World churches' leader calls on members to speak against corruption
The World Council of Churches has invited its members to join a global call to action against corruption – which impacts poor people the most.
Studies have shown that every year more than one trillion U.S. dollars go missing from the global economy through bribes, dishonest deals and tax evasion, the WCC said in statement Tuesday.
"The WCC's concern and response to the issue of corruption is founded on God's preferential option for people in poverty," said Rev. Olav Fykse Tveit, the WCC general secretary.
"Corruption is rooted in and propagated by our prevailing economic structures, cultures and value systems" which he said are driven by "greed, relentless pursuit of power, profit and material gain by corporations, political bodies, administrators and individual actors. "
The WCC is focussing on October 14 to 20, the global call to action EXPOSED 2013 will engage people around the world in raising their voices against corruption which has much greater media attention since the global financial meltdown of 2008.
Separate from the WCC campaign, Sudanese-born philanthropist Mo Ibrahim said Africa has a serious deficit in leadership and he noted that South Africa needs to step up and play a better role in the continent.
Ibrahim was delivering the annual Nelson Mandela Lecture in Pretoria on Saturday and he like many other African leaders believe that corruption stemming from within and outside Africa stifles development in one of the world's biggest, but poorest continents.
"Leadership is not about bossing people around...it is not about securing a seat in the UN Security Council on behalf of Africa, or chairing the African Union," he said.
"Leadership is true engagement with Africa. You [South Africa] have a role to play."
Problems such as climate change, transparency, tax evasion and illicit transfers of funds needed the serious voice of leadership.
Ibrahim is a communications entrepreneur and billionaire and he Ibrahim set up the Mo Ibrahim Foundation to encourage better governance in Africa, as well as creating the Mo Ibrahim Index, to evaluate nations' performances.
For his part, Tveit said that confronting systemic corruption is "a matter of upholding God's justice."
MICAH CHALLENGE
The initiative is organized by a coalition of Christian organizations known as the Micah Challenge International.
The campaign offers suggestions for positive and practical engagements of resisting corruption.

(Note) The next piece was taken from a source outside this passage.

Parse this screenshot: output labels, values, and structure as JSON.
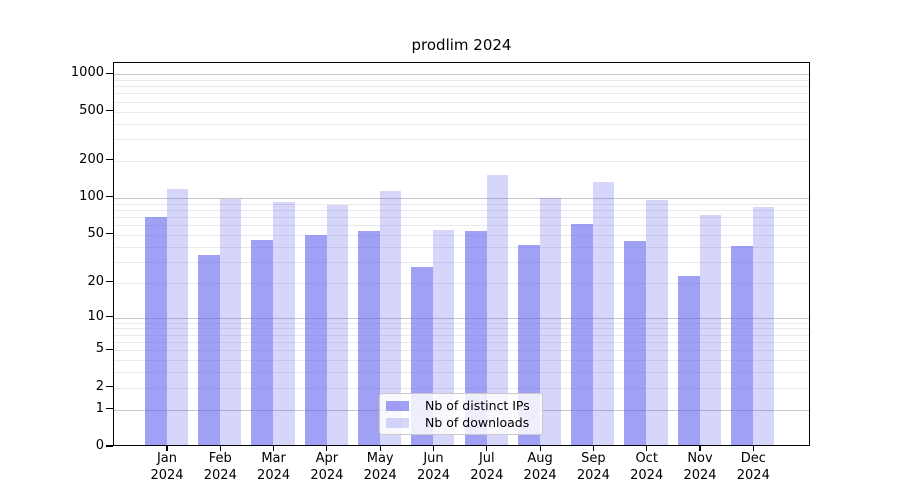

It aims to hold 2000 vigils with the poor across the globe, while collecting one million signatures for the campaign and presenting a million more at the G20 meeting set to take place in Russia in November 2014.
The WCC general secretary called EXPOSED an "important effort" which he said correlates to the WCC's engagement with the churches in their struggles against economic injustice.
The WCC's programme on poverty, wealth and ecology deals with issues related to just trade, ecological debt, overcoming greed, decent work and efforts of seeking alternatives to globalization.
The meeting of the WCC's highest governing body, its assembly,from October 30 October to November 8 in Busan, South Korea will hold a special meeting on overcoming greed.
The WCC together with World Communion of Reformed Churches, Council for World Mission and the Lutheran World Federation will hold an international panel on New Financial and Economic Architecture from August 23 to 25 near Geneva.
The meeting will develop advocacy strategies on how to overcome greed while working towards a new economic and financial architecture.